The basic technique we will use for entity recognition is chunking, which segments and labels multitoken sequences as illustrated in Figure 7-2. The smaller boxes show the word-level tokenization and part-of-speech tagging, while the large boxes show higher-level chunking. Each of these larger boxes is called a chunk. Like tokenization, which omits whitespace, chunking usually selects a subset of the tokens. Also like tokenization, the pieces produced by a chunker do not overlap in the source text.
Figure 7-2. Segmentation and labeling at both the Token and Chunk levels.
In this section, we will explore chunking in some depth, beginning with the definition and representation of chunks. We will see regular expression and n-gram approaches to chunking, and will develop and evaluate chunkers using the CoNLL-2000 Chunking Corpus.
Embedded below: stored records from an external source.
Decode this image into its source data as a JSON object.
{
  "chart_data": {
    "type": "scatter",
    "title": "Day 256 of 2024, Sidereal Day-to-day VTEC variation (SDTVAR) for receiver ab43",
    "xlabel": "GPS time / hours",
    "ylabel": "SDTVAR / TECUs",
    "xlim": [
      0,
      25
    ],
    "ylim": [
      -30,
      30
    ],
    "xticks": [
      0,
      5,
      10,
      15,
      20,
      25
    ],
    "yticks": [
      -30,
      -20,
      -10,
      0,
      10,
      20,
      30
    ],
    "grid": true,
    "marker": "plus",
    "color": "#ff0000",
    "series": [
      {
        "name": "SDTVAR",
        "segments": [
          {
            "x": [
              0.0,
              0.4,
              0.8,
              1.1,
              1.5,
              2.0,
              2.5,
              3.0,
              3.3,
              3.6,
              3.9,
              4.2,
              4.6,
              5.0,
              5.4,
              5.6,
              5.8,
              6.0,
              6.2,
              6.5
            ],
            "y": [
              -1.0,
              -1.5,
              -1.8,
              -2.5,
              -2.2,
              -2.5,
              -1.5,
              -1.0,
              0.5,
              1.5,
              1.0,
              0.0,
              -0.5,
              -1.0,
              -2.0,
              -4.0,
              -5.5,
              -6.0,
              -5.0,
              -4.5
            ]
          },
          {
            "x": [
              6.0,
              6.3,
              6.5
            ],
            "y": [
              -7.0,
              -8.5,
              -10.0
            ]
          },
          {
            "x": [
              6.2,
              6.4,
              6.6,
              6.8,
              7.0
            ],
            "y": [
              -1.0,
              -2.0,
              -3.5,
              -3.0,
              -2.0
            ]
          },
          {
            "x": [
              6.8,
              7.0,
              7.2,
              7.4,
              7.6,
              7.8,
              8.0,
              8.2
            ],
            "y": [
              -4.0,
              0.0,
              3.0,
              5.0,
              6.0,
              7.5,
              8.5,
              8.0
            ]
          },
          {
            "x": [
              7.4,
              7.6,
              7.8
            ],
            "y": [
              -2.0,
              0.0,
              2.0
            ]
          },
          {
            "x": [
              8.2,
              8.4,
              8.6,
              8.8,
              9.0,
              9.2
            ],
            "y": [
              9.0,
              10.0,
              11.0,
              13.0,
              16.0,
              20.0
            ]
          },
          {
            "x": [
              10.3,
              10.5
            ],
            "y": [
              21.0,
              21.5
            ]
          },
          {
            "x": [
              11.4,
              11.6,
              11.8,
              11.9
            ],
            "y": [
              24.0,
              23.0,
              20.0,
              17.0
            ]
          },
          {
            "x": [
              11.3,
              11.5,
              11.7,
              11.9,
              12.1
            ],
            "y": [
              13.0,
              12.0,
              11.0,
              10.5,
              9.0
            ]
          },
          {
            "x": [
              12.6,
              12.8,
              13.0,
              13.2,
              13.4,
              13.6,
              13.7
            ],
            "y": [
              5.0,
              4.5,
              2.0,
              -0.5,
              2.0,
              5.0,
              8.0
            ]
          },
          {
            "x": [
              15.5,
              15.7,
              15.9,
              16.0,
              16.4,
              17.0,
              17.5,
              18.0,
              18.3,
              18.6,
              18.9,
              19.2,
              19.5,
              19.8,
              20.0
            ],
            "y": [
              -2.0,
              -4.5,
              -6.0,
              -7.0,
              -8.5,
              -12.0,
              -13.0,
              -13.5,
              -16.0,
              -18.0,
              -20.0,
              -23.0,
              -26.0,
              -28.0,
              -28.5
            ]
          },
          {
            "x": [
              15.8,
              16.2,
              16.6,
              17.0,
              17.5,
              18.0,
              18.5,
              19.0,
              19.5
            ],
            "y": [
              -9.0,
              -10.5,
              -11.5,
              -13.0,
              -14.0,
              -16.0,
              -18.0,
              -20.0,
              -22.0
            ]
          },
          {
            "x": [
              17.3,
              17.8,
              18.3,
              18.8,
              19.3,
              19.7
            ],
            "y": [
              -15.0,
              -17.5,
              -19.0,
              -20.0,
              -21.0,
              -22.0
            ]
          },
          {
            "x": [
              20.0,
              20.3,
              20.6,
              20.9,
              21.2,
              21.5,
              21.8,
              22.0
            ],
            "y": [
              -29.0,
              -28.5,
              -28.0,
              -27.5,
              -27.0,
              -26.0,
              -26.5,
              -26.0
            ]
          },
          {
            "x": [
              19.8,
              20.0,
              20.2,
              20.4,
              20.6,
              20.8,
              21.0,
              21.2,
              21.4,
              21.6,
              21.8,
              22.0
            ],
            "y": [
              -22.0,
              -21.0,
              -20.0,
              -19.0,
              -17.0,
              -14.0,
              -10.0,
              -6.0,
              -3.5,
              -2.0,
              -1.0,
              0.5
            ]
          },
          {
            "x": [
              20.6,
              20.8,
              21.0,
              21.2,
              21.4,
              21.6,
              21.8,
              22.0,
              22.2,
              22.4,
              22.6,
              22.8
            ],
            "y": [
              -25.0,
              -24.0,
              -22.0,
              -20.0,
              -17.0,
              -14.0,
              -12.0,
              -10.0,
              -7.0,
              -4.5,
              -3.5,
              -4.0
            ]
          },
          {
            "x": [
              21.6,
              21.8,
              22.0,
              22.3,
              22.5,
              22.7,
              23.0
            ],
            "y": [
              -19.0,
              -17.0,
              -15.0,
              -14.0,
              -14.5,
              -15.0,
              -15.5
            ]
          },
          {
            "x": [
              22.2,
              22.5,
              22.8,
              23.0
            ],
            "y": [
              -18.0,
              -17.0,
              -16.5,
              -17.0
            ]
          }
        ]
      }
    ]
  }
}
We will then return in Sections and to the tasks of named entity recognition and relation extraction.
We will begin by considering the task of noun phrase chunking, or NP-chunking, where we search for chunks
corresponding to individual noun phrases. For example, here is some
Wall Street Journal text with
NP-chunks marked using brackets:
[ The/DT market/NN ] for/IN [ system-management/NN software/NN ] for/IN [ Digital/NNP ] [ ’s/POS hardware/NN ] is/VBZ fragmented/JJ enough/RB that/IN [ a/DT giant/NN ] such/JJ as/IN [ Computer/NNP ...